Facebook film "The Social Network" continued its winning ways during Hollywood's awards season on Saturday as the National Society of Film Critics named it best movie of 2010 and gave awards to its director, star and screenwriter.
The wins bolster the movie's claim to being a front-runner for Academy Awards after already sweeping best picture honors from several other critics groups including those in New York, Los Angeles and Boston.
The National Society of Film critics also named Jesse Eisenberg best actor in the role of Facebook founder Mark Zuckerberg, David Fincher best director, and writer Aaron Sorkin claimed best screenplay.
Giovanna Mezzogiorno was named best actress for "Vincere," in which she plays Mussolini's lover during his early years.
"Social Network" is a fictionalized story telling of the rise of social networking website Facebook from an idea dreamed up in a college dormitory to its first one million users.
Critics' awards are important in helping build momentum heading toward the Academy Awards, or Oscars, which are the world's top film awards given out on the final Sunday in February by the Academy of Motion Picture Arts and Sciences.
The NFSC includes 61 members from major newspapers in Los Angeles, Boston, New York and Chicago as well as from Time, Newsweek and The New Yorker.
The group's awards for best supporting performances went to Geoffrey Rush, who plays King George VI's speech therapist in "The King's Speech," and Olivia Williams for the Roman Polanski thriller "The Ghost Writer."

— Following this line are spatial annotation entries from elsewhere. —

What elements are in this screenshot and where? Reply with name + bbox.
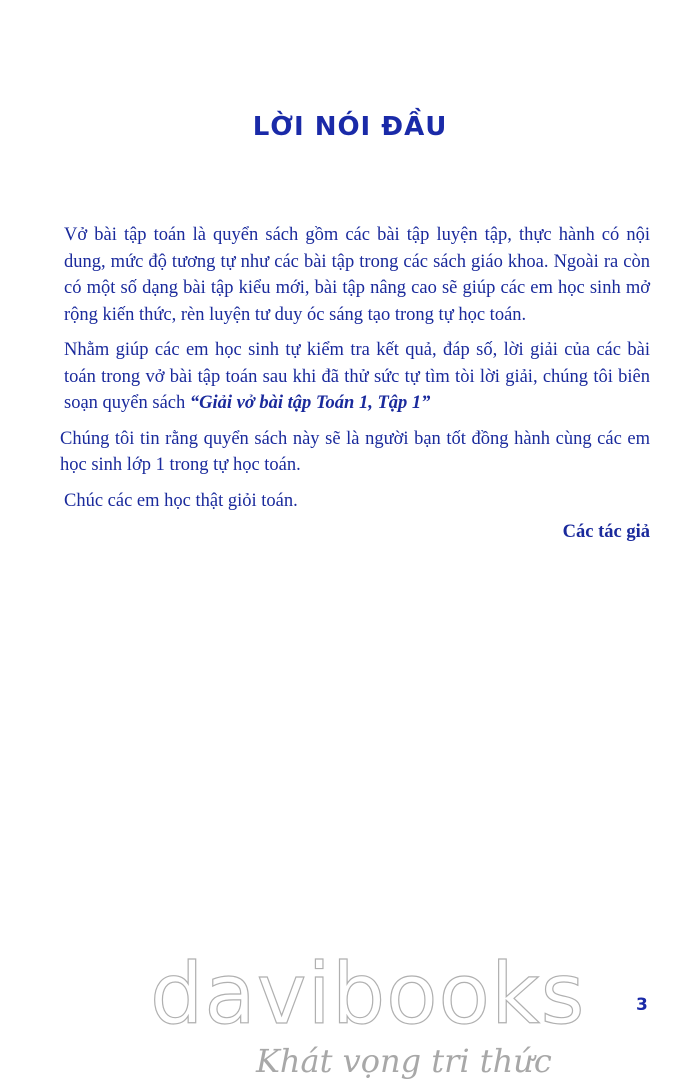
preface-paragraph-2-text: Nhằm giúp các em học sinh tự kiểm tra kết quả, đáp số, lời giải của các bài toán trong vở bài tập toán sau khi đã thử sức tự tìm tòi lời giải, chúng tôi biên soạn quyển sách	[64, 340, 650, 413]
author-signature: Các tác giả	[562, 522, 650, 542]
watermark	[150, 945, 586, 1087]
watermark-brand: davibooks	[150, 945, 586, 1043]
page-number: 3	[636, 995, 648, 1015]
page-title: LỜI NÓI ĐẦU	[252, 112, 448, 142]
watermark-slogan: Khát vọng tri thức	[256, 1042, 552, 1080]
preface-body	[60, 222, 650, 523]
preface-paragraph-2	[64, 337, 650, 417]
preface-paragraph-1: Vở bài tập toán là quyển sách gồm các bài tập luyện tập, thực hành có nội dung, mức độ tương tự như các bài tập trong các sách giáo khoa. Ngoài ra còn có một số dạng bài tập kiểu mới, bài tập nâng cao sẽ giúp các em học sinh mở rộng kiến thức, rèn luyện tư duy óc sáng tạo trong tự học toán.	[64, 225, 650, 325]
preface-paragraph-3: Chúng tôi tin rằng quyển sách này sẽ là người bạn tốt đồng hành cùng các em học sinh lớp 1 trong tự học toán.	[60, 428, 650, 475]
preface-paragraph-4: Chúc các em học thật giỏi toán.	[64, 490, 298, 511]
book-title: “Giải vở bài tập Toán 1, Tập 1”	[189, 393, 431, 413]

The award for best foreign language film was won by the French-German film "Carlos," about the life of Ilich Ramirez Sanchez, a Venezuelan-born leftist revolutionary known as the Jackal who raided the OPEC headquarters in Vienna, Austria in 1975.
The film critics, in their 45th annual awards, named "Inside Job," the documentary about the 2008 financial crisis, as the year's best nonfiction film, while "True Grit" took the prize for cinematography.
Highly-touted films including "The Fighter," "Black Swan" and "The Kids Are All Right" were shut out of the awards.